Mehrere Anwendungen bei Schusswaffen nutzen die Kraft des Lasers, um die Zielerfassung anderer Waffensysteme zu verbessern. Zum Beispiel ist eine Laserzielvorrichtung ein kleiner, aber sichtbarer Lichtlaser, der an einer Pistole oder einem Gewehr angebracht und so ausgerichtet wird, dass er einen Strahl aussendet, der parallel zum Lauf verläuft. Üblicherweise ist die Laserzielvorrichtung ein sichtbarer Laserstrahl, der dem Schützen ermöglicht, den Punkt zu sehen, auf den die Kugel gerichtet ist. Sie befindet sich meist oberhalb des Gehäuses der Schusswaffe in einem nach unten geneigten Winkel, sodass der Laser direkt auf die Stelle zeigt, an der die Kugel einschlagen wird. Der Laser ist jedoch nicht ganz genau und es kann eine kleine Abweichung geben, doch das ist unproblematisch, da er dennoch einen präzisen Treffer ermöglichen kann.

Der Laserstrahl weist eine geringe Streuung auf, was bedeutet, dass das Laserlicht auch bei großer Entfernung als kleiner Punkt erscheint. Der Nutzer richtet den Punkt auf das gewählte Ziel, und der Lauf der Waffe wird so ausgerichtet, dass er auf dieses Ziel schießt. Der Laser kann jedoch nicht den Kugelfall, Seitenwind oder Zielbewegungen während des Fluges der Kugel berücksichtigen.
Die meisten Laserzielvorrichtungen sind mit einer roten Laser-Diode ausgestattet. Es gibt jedoch auch einige, die eine Infrarotdiode verwenden, um einen Punkt zu erzeugen, der für das bloße Auge unsichtbar, aber mit Nachtsichtgeräten erkennbar ist. Das adaptive Zielerfassungsmodul für Schusswaffen, das LLM01 Laserlichtmodul, verfügt über sichtbare und infrarote Laserdioden. Später, in den 1990er Jahren, kamen grüne, diodengepumpte Festkörperlaser (DPSS) mit einer Wellenlänge von 532 nm auf den Markt. Die meisten heutigen Laser sind klein und leicht genug, um an Schusswaffen angebracht zu werden.
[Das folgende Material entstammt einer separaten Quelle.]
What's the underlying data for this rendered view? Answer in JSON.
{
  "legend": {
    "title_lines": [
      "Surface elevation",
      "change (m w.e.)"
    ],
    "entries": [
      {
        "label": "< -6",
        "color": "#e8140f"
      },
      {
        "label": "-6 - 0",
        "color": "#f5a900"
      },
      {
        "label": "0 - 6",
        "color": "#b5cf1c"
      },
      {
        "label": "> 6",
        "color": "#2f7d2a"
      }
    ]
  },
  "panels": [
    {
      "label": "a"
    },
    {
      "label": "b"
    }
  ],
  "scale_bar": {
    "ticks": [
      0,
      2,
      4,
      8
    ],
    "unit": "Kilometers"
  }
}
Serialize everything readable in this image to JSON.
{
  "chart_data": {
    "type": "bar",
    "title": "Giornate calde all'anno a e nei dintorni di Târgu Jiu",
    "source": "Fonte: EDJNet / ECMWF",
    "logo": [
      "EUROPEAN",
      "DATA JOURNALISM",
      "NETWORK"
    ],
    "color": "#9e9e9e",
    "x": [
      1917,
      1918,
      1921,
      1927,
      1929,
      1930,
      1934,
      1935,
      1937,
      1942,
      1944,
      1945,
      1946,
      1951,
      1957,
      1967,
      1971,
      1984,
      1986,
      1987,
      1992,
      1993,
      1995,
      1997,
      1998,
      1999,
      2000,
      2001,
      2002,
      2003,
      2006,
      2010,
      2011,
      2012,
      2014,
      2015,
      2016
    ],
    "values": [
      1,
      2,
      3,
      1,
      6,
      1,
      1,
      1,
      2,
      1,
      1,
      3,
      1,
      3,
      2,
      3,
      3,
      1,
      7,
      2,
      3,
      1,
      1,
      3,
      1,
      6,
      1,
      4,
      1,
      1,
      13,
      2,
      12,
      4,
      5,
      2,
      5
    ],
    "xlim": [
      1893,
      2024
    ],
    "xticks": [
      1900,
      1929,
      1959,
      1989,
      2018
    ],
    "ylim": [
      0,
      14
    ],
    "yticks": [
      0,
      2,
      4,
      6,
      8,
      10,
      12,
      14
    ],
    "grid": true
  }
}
Im Jahr 2007 brachte LaserMax, ein Unternehmen, das Laser für Polizei- und Militärwaffen herstellt, den ersten in Serie gefertigten grünen Laser für kleinere Waffen heraus. Dieser Laser wird dann an der Unterseite einer Pistole oder eines Langwaffenlaufs an der Zubehörschiene montiert. Der grüne Laser ist bei hellem Licht besser sichtbar als der rote Laser, da grünes Licht bei gleicher Leistung heller erscheint als rotes Licht.